Multisite Study of Evoked Potentials in Rett Syndrome.


Saby JN(1), Benke TA(2), Peters SU(3), Standridge SM(4), Matsuzaki J(1), Cutri-French C(5), Swanson LC(6), Lieberman DN(6), Key AP(7), Percy AK(8), Neul JL(3), Nelson CA(9)(10), Roberts TPL(1), Marsh ED(5).
Author information:
(1)Division of Radiology Research, Children's Hospital of Philadelphia, Philadelphia, PA.
(2)Department of Pediatrics, Neurology, Pharmacology and Otolaryngology, University of Colorado School of Medicine and Children's Hospital Colorado, Aurora, CO.
(3)Department of Pediatrics, Vanderbilt University Medical Center, Vanderbilt Kennedy Center, Nashville, TN.
(4)Cincinnati Children's Hospital Medical Center, Division of Neurology and University of Cincinnati College of Medicine, Cincinnati, OH.
(5)Division of Child Neurology, Children's Hospital of Philadelphia, Departments of Neurology and Pediatrics, Perelman School of Medicine at the University of Pennsylvania, Philadelphia, PA.

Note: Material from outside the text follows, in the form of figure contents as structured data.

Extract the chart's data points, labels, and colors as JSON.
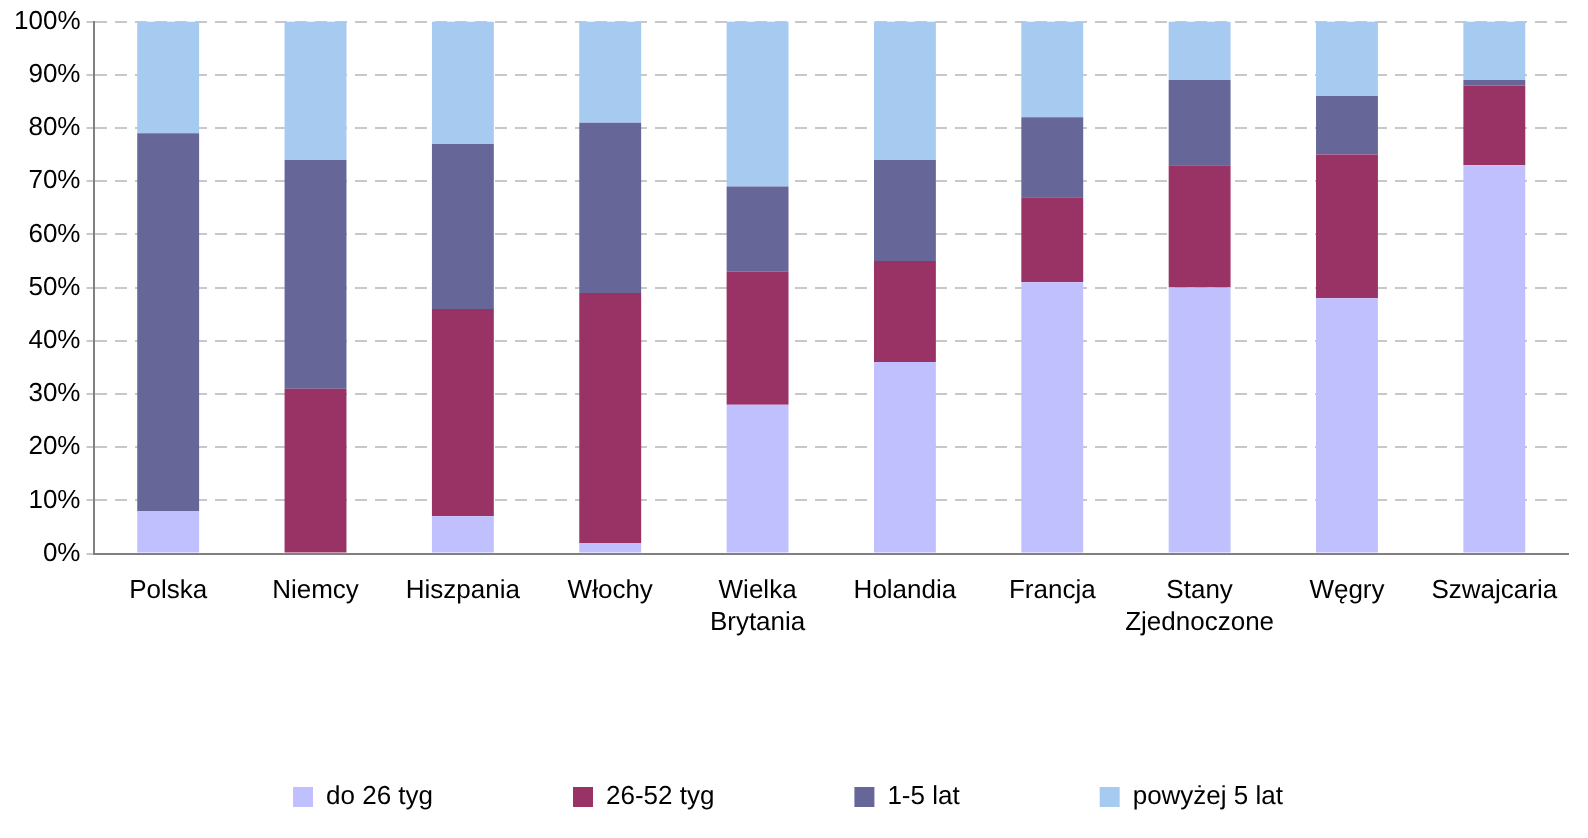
{
  "chart_data": {
    "type": "bar",
    "stacked": true,
    "categories": [
      "Polska",
      "Niemcy",
      "Hiszpania",
      "Włochy",
      "Wielka Brytania",
      "Holandia",
      "Francja",
      "Stany Zjednoczone",
      "Węgry",
      "Szwajcaria"
    ],
    "series": [
      {
        "name": "do 26 tyg",
        "color": "#c0c0ff",
        "values": [
          8,
          0,
          7,
          2,
          28,
          36,
          51,
          50,
          48,
          73
        ]
      },
      {
        "name": "26-52 tyg",
        "color": "#993366",
        "values": [
          0,
          31,
          39,
          47,
          25,
          19,
          16,
          23,
          27,
          15
        ]
      },
      {
        "name": "1-5 lat",
        "color": "#666699",
        "values": [
          71,
          43,
          31,
          32,
          16,
          19,
          15,
          16,
          11,
          1
        ]
      },
      {
        "name": "powyżej 5 lat",
        "color": "#a6caf0",
        "values": [
          21,
          26,
          23,
          19,
          31,
          26,
          18,
          11,
          14,
          11
        ]
      }
    ],
    "ylim": [
      0,
      100
    ],
    "yticks": [
      {
        "value": 0,
        "label": "0%"
      },
      {
        "value": 10,
        "label": "10%"
      },
      {
        "value": 20,
        "label": "20%"
      },
      {
        "value": 30,
        "label": "30%"
      },
      {
        "value": 40,
        "label": "40%"
      },
      {
        "value": 50,
        "label": "50%"
      },
      {
        "value": 60,
        "label": "60%"
      },
      {
        "value": 70,
        "label": "70%"
      },
      {
        "value": 80,
        "label": "80%"
      },
      {
        "value": 90,
        "label": "90%"
      },
      {
        "value": 100,
        "label": "100%"
      }
    ],
    "grid": "y",
    "legend": "bottom"
  }
}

(6)Department of Neurology, Boston Children's Hospital, Boston, MA.
(7)Department of Hearing and Speech Sciences, Vanderbilt University Medical Center, Vanderbilt Kennedy Center, Nashville, TN.
(8)Department of Pediatrics, University of Alabama at Birmingham, Birmingham, AL.

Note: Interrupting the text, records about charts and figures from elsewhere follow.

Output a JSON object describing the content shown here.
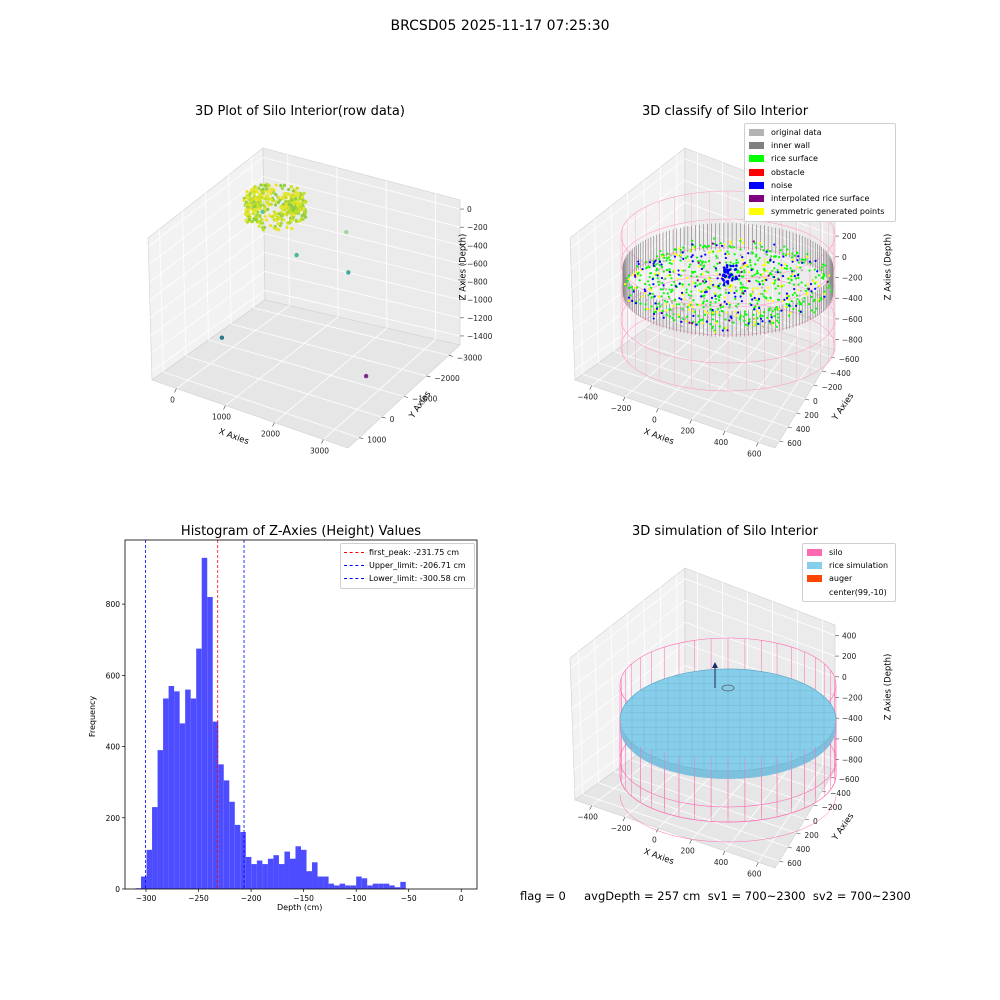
{
  "suptitle": "BRCSD05 2025-11-17 07:25:30",
  "chart_data": [
    {
      "type": "scatter",
      "subtype": "3d",
      "title": "3D Plot of Silo Interior(row data)",
      "xlabel": "X Axies",
      "ylabel": "Y Axies",
      "zlabel": "Z Axies (Depth)",
      "x_ticks": [
        "0",
        "1000",
        "2000",
        "3000"
      ],
      "y_ticks": [
        "1000",
        "0",
        "−1000",
        "−2000",
        "−3000"
      ],
      "z_ticks": [
        "0",
        "−200",
        "−400",
        "−600",
        "−800",
        "−1000",
        "−1200",
        "−1400"
      ],
      "outlier_points": [
        {
          "x": 100,
          "y": 300,
          "z": -420,
          "color": "#5ec2a3"
        },
        {
          "x": 1200,
          "y": -300,
          "z": -650,
          "color": "#4cb89b"
        },
        {
          "x": 2100,
          "y": 100,
          "z": -380,
          "color": "#9ed6a0"
        },
        {
          "x": 2700,
          "y": -900,
          "z": -560,
          "color": "#3fa99a"
        },
        {
          "x": 900,
          "y": -2800,
          "z": -1100,
          "color": "#27788c"
        },
        {
          "x": 3600,
          "y": -1800,
          "z": -1400,
          "color": "#7a2e8c"
        }
      ]
    },
    {
      "type": "scatter",
      "subtype": "3d",
      "title": "3D classify of Silo Interior",
      "xlabel": "X Axies",
      "ylabel": "Y Axies",
      "zlabel": "Z Axies (Depth)",
      "x_ticks": [
        "−400",
        "−200",
        "0",
        "200",
        "400",
        "600"
      ],
      "y_ticks": [
        "600",
        "400",
        "200",
        "0",
        "−200",
        "−400",
        "−600"
      ],
      "z_ticks": [
        "400",
        "200",
        "0",
        "−200",
        "−400",
        "−600",
        "−800"
      ],
      "legend": [
        {
          "label": "original data",
          "color": "#b3b3b3"
        },
        {
          "label": "inner wall",
          "color": "#808080"
        },
        {
          "label": "rice surface",
          "color": "#00ff00"
        },
        {
          "label": "obstacle",
          "color": "#ff0000"
        },
        {
          "label": "noise",
          "color": "#0000ff"
        },
        {
          "label": "interpolated rice surface",
          "color": "#800080"
        },
        {
          "label": "symmetric generated points",
          "color": "#ffff00"
        }
      ]
    },
    {
      "type": "bar",
      "subtype": "histogram",
      "title": "Histogram of Z-Axies (Height) Values",
      "xlabel": "Depth (cm)",
      "ylabel": "Frequency",
      "xlim": [
        -320,
        15
      ],
      "ylim": [
        0,
        980
      ],
      "x_ticks": [
        -300,
        -250,
        -200,
        -150,
        -100,
        -50,
        0
      ],
      "x_tick_labels": [
        "−300",
        "−250",
        "−200",
        "−150",
        "−100",
        "−50",
        "0"
      ],
      "y_ticks": [
        0,
        200,
        400,
        600,
        800
      ],
      "bin_start": -310,
      "bin_width": 5.25,
      "bar_color": "#4d4dff",
      "values": [
        2,
        35,
        110,
        230,
        390,
        535,
        570,
        555,
        465,
        560,
        535,
        675,
        930,
        820,
        470,
        350,
        305,
        245,
        180,
        160,
        90,
        70,
        80,
        70,
        85,
        95,
        70,
        105,
        85,
        120,
        110,
        50,
        75,
        35,
        35,
        15,
        10,
        15,
        10,
        10,
        35,
        30,
        10,
        15,
        15,
        15,
        10,
        5,
        20
      ],
      "lines": [
        {
          "label": "first_peak: -231.75 cm",
          "x": -231.75,
          "color": "#ff0000"
        },
        {
          "label": "Upper_limit: -206.71 cm",
          "x": -206.71,
          "color": "#0000ff"
        },
        {
          "label": "Lower_limit: -300.58 cm",
          "x": -300.58,
          "color": "#0000ff"
        }
      ]
    },
    {
      "type": "surface",
      "subtype": "3d",
      "title": "3D simulation of Silo Interior",
      "xlabel": "X Axies",
      "ylabel": "Y Axies",
      "zlabel": "Z Axies (Depth)",
      "x_ticks": [
        "−400",
        "−200",
        "0",
        "200",
        "400",
        "600"
      ],
      "y_ticks": [
        "600",
        "400",
        "200",
        "0",
        "−200",
        "−400",
        "−600"
      ],
      "z_ticks": [
        "400",
        "200",
        "0",
        "−200",
        "−400",
        "−600",
        "−800"
      ],
      "legend": [
        {
          "label": "silo",
          "color": "#ff69b4"
        },
        {
          "label": "rice simulation",
          "color": "#87ceeb"
        },
        {
          "label": "auger",
          "color": "#ff4500"
        },
        {
          "label": "center(99,-10)",
          "color": "#ffffff"
        }
      ]
    }
  ],
  "footer": "flag = 0     avgDepth = 257 cm  sv1 = 700~2300  sv2 = 700~2300"
}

(9)Laboratories of Cognitive Neuroscience, Boston Children's Hospital, Boston, MA.
(10)Department of Pediatrics, Harvard Medical School, Boston, MA.


OBJECTIVE: The aim of the current study was to evaluate the utility of evoked potentials as a biomarker of cortical function in Rett syndrome (RTT). As a number of disease-modifying therapeutics are currently under development, there is a pressing need for biomarkers to objectively and precisely assess the effectiveness of these treatments. METHOD: Yearly visual evoked potentials (VEPs) and auditory evoked potentials (AEPs) were acquired from individuals with RTT, aged 2 to 37 years, and control participants across 5 sites as part of the Rett Syndrome and Related Disorders Natural History Study. Baseline and year 1 data, when available, were analyzed and the repeatability of the results was tested. Two syndrome-specific measures from the Natural History Study were used for evaluating the clinical relevance of the VEP and AEP parameters. RESULTS: At the baseline study, group level comparisons revealed reduced VEP and AEP amplitude in RTT compared to control participants. Further analyses within the RTT group indicated that this reduction was associated with RTT-related symptoms, with greater severity associated with lower VEP and AEP amplitude. In participants with RTT, VEP and AEP amplitude was also negatively associated with age. Year 1 follow-up data analyses yielded similar findings and evidence of repeatability of EPs at the individual level. INTERPRETATION: The present findings indicate the promise of evoked potentials (EPs) as an objective measure of disease severity in individuals with RTT. Our multisite approach demonstrates potential research and clinical applications to provide unbiased assessment of disease staging, prognosis, and response to therapy. ANN NEUROL 2021;89:790-802.